Three and a half years ago, I was a broken man. The turmoils of the economy spiraling out of control had sapped me as I worked two full-time jobs just to tread water. The unrealistic expectations of Tusculum College working me like a dog and treating me like a second-class citizen had exhausted my body. The struggles to launch my writing career had dampened my spirit. And the neediness of a lazy, selfish, lying, cheating wife had crushed my soul as I felt used and discarded like a bag of garbage. Three and a half years ago, I had nothing left to fight with.
For two and a half years, I languished in hell, missing my children, feeling like a failure, believing myself at fault for everything, but still, I struggled to get to my feet. Many nights, I cried myself to sleep. Many mornings, I forced myself out of bed and put one foot in front of the other. I wrote on book three, traveled to conventions, started this blog, taught my classes at Walters State and slowly, ever so slowly, lifted myself from the depths.
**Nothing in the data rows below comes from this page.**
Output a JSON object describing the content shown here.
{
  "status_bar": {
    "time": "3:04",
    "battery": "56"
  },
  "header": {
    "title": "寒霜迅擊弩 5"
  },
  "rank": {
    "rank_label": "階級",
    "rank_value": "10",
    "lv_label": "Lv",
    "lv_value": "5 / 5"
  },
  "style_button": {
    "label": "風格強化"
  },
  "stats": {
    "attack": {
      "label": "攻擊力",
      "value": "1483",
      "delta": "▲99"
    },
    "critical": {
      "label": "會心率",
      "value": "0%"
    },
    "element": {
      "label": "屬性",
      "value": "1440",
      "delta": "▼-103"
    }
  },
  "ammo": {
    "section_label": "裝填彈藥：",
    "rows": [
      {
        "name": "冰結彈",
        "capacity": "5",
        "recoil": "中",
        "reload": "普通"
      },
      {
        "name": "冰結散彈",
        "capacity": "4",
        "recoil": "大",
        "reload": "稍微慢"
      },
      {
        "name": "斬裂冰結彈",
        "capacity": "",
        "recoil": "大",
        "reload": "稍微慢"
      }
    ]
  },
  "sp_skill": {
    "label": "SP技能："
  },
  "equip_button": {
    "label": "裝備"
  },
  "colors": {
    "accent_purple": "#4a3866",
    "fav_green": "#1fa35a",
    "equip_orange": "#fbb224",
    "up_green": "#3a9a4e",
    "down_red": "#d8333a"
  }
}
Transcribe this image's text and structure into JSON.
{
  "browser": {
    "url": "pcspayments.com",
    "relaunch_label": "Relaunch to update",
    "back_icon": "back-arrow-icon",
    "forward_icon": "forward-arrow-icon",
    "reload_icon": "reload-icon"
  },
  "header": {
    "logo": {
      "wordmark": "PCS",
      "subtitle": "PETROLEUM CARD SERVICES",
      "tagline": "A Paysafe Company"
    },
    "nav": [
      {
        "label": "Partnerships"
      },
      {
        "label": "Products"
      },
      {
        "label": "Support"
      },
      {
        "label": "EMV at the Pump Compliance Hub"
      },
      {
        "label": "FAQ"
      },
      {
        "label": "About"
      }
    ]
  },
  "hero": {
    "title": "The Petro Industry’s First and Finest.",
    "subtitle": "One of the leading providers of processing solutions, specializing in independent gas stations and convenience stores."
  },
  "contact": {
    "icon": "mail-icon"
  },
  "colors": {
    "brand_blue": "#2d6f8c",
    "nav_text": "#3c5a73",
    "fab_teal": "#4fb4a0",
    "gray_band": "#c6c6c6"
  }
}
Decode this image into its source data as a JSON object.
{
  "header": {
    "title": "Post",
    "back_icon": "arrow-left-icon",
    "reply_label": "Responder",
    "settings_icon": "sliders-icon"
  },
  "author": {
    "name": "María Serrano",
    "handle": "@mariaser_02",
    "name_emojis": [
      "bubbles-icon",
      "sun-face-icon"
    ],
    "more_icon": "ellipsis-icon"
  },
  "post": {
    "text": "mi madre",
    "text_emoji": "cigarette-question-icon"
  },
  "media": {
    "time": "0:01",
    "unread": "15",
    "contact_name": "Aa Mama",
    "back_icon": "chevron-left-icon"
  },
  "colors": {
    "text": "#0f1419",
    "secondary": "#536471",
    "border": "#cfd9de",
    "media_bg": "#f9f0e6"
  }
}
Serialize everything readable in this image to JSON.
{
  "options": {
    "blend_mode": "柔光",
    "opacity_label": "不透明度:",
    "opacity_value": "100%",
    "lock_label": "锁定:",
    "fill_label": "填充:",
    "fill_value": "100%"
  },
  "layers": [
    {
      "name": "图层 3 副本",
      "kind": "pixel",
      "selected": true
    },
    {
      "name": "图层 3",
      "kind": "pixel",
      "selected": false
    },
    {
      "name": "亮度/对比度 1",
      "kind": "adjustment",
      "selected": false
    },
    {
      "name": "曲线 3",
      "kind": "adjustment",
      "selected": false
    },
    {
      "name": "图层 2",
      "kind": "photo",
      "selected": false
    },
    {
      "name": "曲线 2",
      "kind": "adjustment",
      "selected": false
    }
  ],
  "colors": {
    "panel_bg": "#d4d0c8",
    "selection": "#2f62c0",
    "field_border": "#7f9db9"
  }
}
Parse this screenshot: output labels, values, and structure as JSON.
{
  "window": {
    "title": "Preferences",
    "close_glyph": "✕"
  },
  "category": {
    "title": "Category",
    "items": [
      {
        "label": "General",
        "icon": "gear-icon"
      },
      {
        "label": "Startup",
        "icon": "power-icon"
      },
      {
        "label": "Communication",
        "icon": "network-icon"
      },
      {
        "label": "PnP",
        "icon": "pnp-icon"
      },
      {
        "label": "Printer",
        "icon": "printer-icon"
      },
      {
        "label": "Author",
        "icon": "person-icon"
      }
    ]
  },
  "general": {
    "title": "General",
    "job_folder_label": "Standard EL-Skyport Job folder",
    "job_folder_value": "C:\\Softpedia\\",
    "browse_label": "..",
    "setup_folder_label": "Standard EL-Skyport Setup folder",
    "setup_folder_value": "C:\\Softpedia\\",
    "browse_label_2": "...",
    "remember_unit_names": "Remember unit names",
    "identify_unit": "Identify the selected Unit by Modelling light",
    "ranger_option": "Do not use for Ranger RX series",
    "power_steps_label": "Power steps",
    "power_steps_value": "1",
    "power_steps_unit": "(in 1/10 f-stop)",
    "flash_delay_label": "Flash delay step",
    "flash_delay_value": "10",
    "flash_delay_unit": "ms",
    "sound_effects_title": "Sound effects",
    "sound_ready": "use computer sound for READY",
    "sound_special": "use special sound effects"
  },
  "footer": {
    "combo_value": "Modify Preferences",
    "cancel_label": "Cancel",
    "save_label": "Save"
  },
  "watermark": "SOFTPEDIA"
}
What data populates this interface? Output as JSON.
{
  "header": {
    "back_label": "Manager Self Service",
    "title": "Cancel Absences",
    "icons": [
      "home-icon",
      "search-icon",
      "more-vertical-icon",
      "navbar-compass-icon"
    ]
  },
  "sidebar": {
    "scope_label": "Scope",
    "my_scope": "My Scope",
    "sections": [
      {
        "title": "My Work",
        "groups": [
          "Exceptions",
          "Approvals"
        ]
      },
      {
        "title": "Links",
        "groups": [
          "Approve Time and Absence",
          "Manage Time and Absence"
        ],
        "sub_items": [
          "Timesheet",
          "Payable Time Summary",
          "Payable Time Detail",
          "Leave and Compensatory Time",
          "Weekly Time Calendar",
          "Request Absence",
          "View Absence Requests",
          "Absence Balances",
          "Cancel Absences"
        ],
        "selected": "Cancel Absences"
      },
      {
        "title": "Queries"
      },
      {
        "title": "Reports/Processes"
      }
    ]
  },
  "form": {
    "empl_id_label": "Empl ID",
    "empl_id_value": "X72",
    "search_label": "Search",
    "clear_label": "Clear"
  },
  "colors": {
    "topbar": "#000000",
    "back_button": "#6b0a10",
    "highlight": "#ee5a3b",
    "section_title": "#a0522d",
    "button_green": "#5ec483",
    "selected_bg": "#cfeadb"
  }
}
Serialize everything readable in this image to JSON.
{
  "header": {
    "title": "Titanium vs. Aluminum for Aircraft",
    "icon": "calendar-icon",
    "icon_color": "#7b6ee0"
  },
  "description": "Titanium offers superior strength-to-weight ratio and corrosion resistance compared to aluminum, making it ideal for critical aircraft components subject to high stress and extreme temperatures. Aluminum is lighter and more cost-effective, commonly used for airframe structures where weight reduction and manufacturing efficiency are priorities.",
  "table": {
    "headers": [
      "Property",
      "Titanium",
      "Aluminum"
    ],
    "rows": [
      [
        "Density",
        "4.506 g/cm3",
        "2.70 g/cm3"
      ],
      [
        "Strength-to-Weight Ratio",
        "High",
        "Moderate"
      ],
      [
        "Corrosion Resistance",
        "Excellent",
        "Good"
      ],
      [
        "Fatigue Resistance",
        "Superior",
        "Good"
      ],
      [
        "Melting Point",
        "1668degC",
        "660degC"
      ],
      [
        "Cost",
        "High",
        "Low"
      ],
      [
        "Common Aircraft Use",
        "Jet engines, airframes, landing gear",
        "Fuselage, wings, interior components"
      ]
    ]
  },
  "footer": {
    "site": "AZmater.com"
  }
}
Today, I am not broken. Today, my will has been reforged in the fires of hell and is stronger than ever before. Today, my body is hale and virile. My spirit is refreshed. My soul is renewed. Today, I am decent man, working as an instructor of English, writing my fourth book, and building an organic farm. If you knew me three and a half years ago and believe I am weak and shattered, you will be surprised, for while I admit that back then all my fight was gone, today, I’m a new man. Today, I’ve got the green light; I’ve got a little fight. I’m gonna turn this thing around. Can you read my mind?